About one-fourth of the patients did not report having performed spirometry at diagnosis; as spirometry is the landmark of diagnosis; any other method is not gold standard and subjected to criticism [22]. Because of the qualitative nature of this study, we cannot exclude that this issue was linked to the patient’s reduced memory at the time of diagnosis.

As observed in other studies, [31] negative behavior has a strong influence on the patient’s quality of life. Patients in the current study generally felt negative emotions before receiving their diagnosis; however, a supportive role of relatives and caregivers was referred by interviewed subjects at the time of diagnosis. About forty percent of patients complained of having waited long before the diagnosis. When asked about the impact of their current treatment, participants gave primarily positive feedback and commonly described their current therapy as “good” and doing its job. Even if most of the patients included in our study felt stable symptoms, some were still looking for a “miraculous” cure. The need for support beyond just pharmacological treatments, such as psychological support and physiotherapy, became clear through the in-depth discussions with patients, confirming the requirement for an integrated and patient-tailored interview to identify the profile of each patient [27, 32] to share the most appropriate interventions in the periodic visits, without the need of the patient’s hospitalizations to allow the introduction of new therapies suggested by other research [33].

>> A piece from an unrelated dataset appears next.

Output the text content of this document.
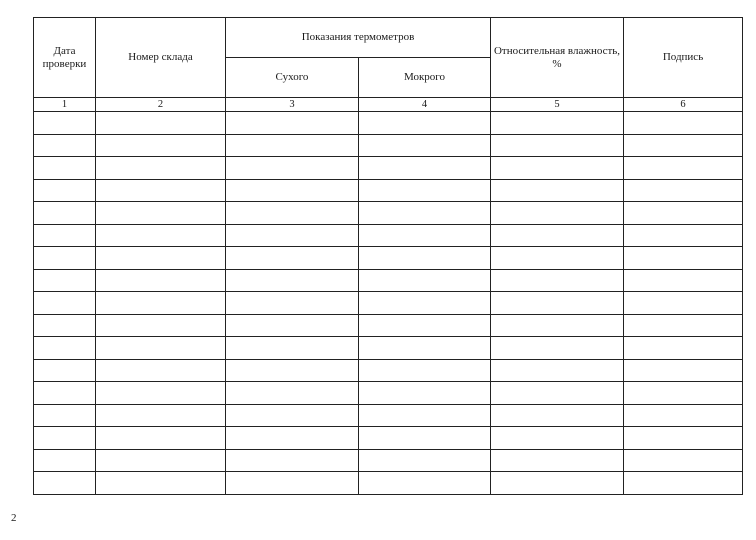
Дата проверки	Номер склада	Показания термометров		Относительная влажность, %	Подпись
		Сухого	Мокрого		
1	2	3	4	5	6

2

As expected, our results show that the information about COPD and the training on both the disease and treatment were provided by different HCPs in various European countries. However, patients often felt that they were not provided with enough information at the point of diagnosis regarding the condition itself or the range of treatment options available. Some felt they did not receive adequate training on how to take their medication correctly, whereas others highlighted that the public should be made more aware of the condition, in general, to help them feel accepted and understood by their family and friends. When asked about the current support they were receiving for their disease, patients reported wanting more information about their clinical condition or treatment options, more regular visits with their HCP, smoking cessation assistance, and support in their day-to-day lives such as housework and improved accessibility, confirming the need of self-management education and skills training highlighted by other authors [22, 25, 26]. However, many patients were unsure or unaware of what support/services were available to them or did not feel they needed any additional support.

This study had a qualitative approach and was, thus, not designed to provide any definitive answer to a study hypothesis. Differently from other studies on general populations of patients with COPD where males and elderly are the most frequent patients [34, 35], those who agreed to participate in this study were mostly women and aged between 42 and 65 years. Due to the inclusion of patients that could not be fully representative of the global patients with COPD and the study approach, the outcomes have to be properly generalized. Furthermore, the nature of the study required interviews to be carried out in the participant’s local language with the use of translators to support analysis leading to a potential loss of nuance in meaning.

In conclusion, the current findings show that an apparent discrepancy exists between the traditional lung functional and pharmacological approaches in diagnosing and managing COPD and patient’s needs and challenges in daily activities. In this respect, human factor studies play a relevant role in intercepting gaps in the care of people suffering from COPD, encouraging a novel holistic approach when designing clinical research or shepherding patients along their COPD daily journey.